Para a população, fica a mensagem de que não há punição
No grupo que se diz contrário à nova interpretação da Lei de Crimes Hediondos (LCH) inclui-se o coordenador da Promotoria de Investigações Criminais (PIC), Leonir Batisti. ''Pessoalmente sou contra este entendimento do Supremo em relação a Lei de Crimes Hediondos'', comenta, ''a lei é de 1990 e o Supremo, durante 16 anos, repetiu que a lei era constitucional. Agora diz que é inconstitucional''.
O promotor também levanta a discussão sobre o funcionamento do sistema penal brasileiro e de que maneira ele é percebido pelos cidadãos. ''A lei tem de ser compreendida e acatada de modo natural pelas pessoas, ou seja, ela deve ter lógica com determinado momento histórico. Todo mundo fala em violência, mas qual é a mensagem que nós passamos? Passamos a mensagem de que não temos punição e isso está posto na cara das pessoas. Se você perguntar para 100 pessoas, 90 vão dizer: o sistema penal no Brasil não funciona, ninguém é punido''.
''Um traficante de drogas, quando é preso'', exemplifica, ''pode ter pena que varia de 3 a 15 anos. Na maioria dos casos, a pena aproxima-se dos 3 ou 6 anos. Então, o criminoso, mesmo pela antiga interpretação, teria condição de livramento condicional, cumprindo apenas 4 anos, ou seja, dois terços da pena. De qualquer modo, não seria totalmente fechado. Já pelo novo entendimento, se for condenado a 6 anos, em 2 anos já tem condições de sair''.
Para crimes como tráfico de drogas, latrocínio e extorsão mediante sequestro ou os chamados crimes contra o patrimônio, o promotor defende não conceder progressão de regime. ''Para essas pessoas, especialmente no caso do tráfico de drogas, crime é um negócio, e lucrativo, para o qual tendem a voltar'', afirma.

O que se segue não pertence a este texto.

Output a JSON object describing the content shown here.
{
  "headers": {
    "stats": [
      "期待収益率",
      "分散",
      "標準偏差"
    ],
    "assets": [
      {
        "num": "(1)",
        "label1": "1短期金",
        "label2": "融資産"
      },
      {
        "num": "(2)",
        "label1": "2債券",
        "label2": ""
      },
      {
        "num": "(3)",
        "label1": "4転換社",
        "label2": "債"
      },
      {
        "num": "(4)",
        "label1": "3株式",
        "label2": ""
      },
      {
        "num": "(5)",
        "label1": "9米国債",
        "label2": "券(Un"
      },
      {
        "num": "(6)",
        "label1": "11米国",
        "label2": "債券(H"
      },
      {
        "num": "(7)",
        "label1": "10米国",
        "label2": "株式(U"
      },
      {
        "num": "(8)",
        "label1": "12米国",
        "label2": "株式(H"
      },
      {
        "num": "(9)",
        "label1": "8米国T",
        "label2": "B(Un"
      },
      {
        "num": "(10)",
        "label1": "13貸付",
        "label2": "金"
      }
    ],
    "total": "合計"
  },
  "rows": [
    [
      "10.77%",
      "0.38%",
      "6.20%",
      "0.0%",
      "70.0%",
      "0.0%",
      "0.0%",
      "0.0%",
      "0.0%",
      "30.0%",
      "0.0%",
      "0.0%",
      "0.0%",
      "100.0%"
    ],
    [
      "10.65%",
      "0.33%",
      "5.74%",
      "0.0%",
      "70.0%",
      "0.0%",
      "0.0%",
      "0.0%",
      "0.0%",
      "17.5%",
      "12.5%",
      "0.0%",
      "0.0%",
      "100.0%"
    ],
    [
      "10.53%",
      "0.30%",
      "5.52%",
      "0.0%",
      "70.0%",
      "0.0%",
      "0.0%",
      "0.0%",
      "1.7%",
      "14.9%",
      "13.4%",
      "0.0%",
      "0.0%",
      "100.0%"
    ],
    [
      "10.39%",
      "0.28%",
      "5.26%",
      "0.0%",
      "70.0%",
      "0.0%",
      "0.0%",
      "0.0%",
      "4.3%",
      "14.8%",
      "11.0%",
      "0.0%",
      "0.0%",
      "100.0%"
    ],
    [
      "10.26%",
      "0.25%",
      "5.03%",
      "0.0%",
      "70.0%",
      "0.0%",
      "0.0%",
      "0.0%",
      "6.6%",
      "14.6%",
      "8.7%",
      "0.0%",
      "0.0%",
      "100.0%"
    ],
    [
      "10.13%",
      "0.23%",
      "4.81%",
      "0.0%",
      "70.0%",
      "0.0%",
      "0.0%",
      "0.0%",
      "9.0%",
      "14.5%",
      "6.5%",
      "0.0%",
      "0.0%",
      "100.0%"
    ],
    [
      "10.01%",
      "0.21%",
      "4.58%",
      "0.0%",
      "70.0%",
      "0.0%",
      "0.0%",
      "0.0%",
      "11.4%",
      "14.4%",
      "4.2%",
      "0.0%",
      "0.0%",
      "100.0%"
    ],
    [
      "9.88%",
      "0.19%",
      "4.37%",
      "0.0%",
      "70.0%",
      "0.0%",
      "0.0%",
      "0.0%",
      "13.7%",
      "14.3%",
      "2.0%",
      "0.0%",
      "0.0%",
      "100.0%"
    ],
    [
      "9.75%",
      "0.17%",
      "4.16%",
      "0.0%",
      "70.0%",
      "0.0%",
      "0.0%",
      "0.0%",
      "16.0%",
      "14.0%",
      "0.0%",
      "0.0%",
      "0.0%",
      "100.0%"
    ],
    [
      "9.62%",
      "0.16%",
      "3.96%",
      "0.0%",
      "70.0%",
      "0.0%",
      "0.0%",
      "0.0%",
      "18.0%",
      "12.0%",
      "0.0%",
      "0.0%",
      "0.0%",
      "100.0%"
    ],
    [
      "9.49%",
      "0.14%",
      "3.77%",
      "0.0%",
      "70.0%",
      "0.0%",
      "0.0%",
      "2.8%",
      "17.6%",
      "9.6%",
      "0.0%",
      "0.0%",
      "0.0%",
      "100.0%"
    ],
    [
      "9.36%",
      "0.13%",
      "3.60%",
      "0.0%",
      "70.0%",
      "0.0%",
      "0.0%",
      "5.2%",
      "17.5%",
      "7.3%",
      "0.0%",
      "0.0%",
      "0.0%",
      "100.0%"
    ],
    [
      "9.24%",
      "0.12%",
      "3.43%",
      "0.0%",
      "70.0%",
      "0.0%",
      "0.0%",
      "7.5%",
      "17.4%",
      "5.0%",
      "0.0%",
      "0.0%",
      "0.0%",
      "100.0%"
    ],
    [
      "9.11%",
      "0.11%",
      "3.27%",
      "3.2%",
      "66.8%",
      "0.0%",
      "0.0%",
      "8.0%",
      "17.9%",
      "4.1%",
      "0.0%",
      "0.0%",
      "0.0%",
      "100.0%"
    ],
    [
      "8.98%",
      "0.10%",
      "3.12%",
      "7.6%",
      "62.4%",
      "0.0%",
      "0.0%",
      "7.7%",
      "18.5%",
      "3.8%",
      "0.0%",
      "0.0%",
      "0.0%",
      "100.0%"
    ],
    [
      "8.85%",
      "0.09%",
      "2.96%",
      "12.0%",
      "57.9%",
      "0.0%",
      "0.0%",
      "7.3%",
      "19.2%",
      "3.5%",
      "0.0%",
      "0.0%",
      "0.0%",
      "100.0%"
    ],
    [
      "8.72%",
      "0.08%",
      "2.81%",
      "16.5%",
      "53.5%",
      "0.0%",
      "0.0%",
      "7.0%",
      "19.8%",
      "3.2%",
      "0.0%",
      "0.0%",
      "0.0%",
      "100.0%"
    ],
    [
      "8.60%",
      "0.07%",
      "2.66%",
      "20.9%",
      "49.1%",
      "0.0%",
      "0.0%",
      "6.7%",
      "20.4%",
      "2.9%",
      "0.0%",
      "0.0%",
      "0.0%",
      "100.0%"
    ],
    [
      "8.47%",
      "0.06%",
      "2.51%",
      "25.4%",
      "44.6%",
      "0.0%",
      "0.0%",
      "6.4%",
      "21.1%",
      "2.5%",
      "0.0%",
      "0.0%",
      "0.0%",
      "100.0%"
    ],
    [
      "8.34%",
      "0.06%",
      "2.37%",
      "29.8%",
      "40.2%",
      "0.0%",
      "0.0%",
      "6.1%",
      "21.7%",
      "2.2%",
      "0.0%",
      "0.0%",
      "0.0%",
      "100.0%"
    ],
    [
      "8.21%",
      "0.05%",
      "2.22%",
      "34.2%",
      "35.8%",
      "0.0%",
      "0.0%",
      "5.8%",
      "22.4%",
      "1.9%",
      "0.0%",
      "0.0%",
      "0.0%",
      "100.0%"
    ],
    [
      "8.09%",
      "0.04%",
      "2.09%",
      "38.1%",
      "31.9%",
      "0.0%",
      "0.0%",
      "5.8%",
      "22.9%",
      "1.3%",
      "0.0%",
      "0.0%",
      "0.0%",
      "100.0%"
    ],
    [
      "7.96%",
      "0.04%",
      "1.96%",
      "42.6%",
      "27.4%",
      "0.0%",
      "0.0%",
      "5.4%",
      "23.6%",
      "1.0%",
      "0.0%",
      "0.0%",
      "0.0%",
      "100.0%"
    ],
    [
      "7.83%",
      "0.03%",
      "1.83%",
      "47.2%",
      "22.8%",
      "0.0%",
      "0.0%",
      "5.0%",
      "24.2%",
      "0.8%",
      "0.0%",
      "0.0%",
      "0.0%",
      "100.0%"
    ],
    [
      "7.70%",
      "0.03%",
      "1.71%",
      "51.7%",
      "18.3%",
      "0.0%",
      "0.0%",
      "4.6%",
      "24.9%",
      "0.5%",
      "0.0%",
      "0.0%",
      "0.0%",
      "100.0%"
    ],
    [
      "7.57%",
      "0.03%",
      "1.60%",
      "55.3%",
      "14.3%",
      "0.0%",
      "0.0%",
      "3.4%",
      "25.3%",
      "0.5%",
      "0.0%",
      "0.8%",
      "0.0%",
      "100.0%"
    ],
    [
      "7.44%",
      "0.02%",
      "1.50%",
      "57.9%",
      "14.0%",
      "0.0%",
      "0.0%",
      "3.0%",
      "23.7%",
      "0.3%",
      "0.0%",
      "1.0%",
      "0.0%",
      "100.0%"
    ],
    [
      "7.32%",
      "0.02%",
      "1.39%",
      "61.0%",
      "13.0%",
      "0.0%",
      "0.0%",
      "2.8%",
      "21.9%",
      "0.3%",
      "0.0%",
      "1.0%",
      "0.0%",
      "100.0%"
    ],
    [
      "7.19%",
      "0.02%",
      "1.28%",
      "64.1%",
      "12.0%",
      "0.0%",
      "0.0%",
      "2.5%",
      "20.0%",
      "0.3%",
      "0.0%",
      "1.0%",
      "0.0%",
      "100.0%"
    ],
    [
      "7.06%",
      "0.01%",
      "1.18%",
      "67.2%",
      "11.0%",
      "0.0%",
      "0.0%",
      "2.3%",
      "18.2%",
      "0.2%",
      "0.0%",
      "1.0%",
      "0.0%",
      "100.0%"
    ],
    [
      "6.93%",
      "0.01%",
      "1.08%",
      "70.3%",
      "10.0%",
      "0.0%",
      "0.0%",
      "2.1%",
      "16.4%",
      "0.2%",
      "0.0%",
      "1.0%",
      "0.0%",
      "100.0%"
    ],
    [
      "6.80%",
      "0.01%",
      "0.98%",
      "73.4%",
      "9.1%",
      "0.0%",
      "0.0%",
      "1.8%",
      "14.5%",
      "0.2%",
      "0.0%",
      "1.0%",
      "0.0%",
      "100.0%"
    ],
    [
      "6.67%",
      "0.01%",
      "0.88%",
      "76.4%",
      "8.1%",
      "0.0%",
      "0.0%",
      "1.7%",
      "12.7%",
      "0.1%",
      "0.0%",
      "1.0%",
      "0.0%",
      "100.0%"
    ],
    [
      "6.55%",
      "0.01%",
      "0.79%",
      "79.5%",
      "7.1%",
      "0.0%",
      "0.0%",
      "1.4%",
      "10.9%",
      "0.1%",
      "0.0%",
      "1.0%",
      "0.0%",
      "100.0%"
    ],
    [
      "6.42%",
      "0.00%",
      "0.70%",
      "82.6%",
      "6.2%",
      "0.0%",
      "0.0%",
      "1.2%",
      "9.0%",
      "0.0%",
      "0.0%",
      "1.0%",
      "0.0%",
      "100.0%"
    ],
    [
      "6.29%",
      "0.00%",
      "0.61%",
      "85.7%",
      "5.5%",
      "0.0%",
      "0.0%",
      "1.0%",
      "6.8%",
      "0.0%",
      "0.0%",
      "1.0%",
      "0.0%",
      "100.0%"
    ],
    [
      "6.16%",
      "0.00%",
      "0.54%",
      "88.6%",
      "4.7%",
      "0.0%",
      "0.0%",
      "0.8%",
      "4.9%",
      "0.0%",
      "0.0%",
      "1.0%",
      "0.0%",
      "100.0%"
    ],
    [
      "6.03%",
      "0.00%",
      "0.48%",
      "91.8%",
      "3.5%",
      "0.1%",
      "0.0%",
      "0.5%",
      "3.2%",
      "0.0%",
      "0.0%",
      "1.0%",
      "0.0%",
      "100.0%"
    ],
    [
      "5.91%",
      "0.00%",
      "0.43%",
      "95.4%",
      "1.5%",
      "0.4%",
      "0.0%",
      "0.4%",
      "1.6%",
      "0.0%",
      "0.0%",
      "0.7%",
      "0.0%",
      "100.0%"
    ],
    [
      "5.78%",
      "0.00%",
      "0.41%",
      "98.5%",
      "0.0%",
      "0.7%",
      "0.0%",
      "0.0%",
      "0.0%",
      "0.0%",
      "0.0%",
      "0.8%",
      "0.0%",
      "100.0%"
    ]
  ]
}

Outro exemplo citado pelo promotor são os crimes de latrocínio, que têm pena de 20 a 30 anos no Brasil. ''Se o sujeito pega 20 anos, um sexto da pena seria o equivalente a pouco mais de 3 anos. Acredito que as leis existem para dar resposta a quem foi vítima também e não só ao criminoso'', argumenta. (E.S.)